Après sa mort, les dirigeants romains imitèrent ses efforts. Auguste (63 av. J.-C.-14 apr. J.-C.), alors à la tête d’un empire, interdit toutes les associations non approuvées par le patronage impérial, sauf (encore) les plus anciennes. En 59 apr. J.-C., sous Néron, toutes celles de Pompéi furent interdites en réponse à l’affrontement entre ses habitants et ceux de Nuceria lors de jeux de gladiateurs. Et en représailles, le Sénat romain interdit de tels combats dans la célèbre cité campanienne pendant dix ans.

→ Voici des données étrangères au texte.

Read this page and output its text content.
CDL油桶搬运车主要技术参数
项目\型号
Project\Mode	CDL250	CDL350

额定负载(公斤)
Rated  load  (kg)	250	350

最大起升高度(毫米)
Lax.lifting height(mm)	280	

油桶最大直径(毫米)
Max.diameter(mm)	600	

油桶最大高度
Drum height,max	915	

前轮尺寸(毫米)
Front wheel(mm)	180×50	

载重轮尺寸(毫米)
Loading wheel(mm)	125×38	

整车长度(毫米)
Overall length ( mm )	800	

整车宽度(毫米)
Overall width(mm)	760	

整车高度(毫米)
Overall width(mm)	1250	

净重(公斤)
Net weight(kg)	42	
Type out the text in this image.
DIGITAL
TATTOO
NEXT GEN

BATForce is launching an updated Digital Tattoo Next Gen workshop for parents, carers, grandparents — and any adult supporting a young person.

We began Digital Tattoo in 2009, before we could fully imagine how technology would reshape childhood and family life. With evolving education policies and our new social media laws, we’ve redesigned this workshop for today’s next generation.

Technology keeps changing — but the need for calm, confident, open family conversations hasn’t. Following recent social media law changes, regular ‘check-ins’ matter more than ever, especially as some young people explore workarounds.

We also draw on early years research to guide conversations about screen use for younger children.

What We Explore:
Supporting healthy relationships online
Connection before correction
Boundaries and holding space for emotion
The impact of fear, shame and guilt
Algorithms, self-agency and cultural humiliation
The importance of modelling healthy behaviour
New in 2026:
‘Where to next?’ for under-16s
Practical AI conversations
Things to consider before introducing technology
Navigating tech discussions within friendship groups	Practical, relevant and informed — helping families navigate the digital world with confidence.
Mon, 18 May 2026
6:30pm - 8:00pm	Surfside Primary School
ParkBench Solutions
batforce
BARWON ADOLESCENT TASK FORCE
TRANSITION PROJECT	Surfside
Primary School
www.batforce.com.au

L’intervention rapide et décisive des autorités romaines face à cet incident témoigne de l’importance qu’elles attachaient à la prévention des troubles civils et au maintien de l’ordre. « Les Romains étaient terrifiés par tout groupe qui pourrait s’opposer à eux, et la meilleure façon d’y parvenir était de former des groupes professionnels. Car le travail des gens était lié à leur identité, tout comme c’est le cas aujourd’hui. »explique Sarah E. Bond.
L’experte conclut que jusqu’à présent, nombre de ses collègues avaient évité de comparer les anciens collèges romains aux groupes syndicaux modernes, de peur d’être anachroniques. D’autant que, du fait du nombre limité d’archives historiques, l’organisation du travail a été largement négligée dans les études sur l’Empire romain. L’action collective, qui remonterait donc à plusieurs milliers d’années, révèle « un monde bien plus semblable au nôtre que nous ne le pensons »elle dit, avant d’ajouter dans la description de son travail :
Alors que le monde commence à considérer la valeur – et même la nécessité – de la syndicalisation pour protéger les travailleurs, ce livre démontre que nous pouvons tirer de précieuses leçons des travailleurs de l’Antiquité et des tentatives du gouvernement romain de limiter leur liberté.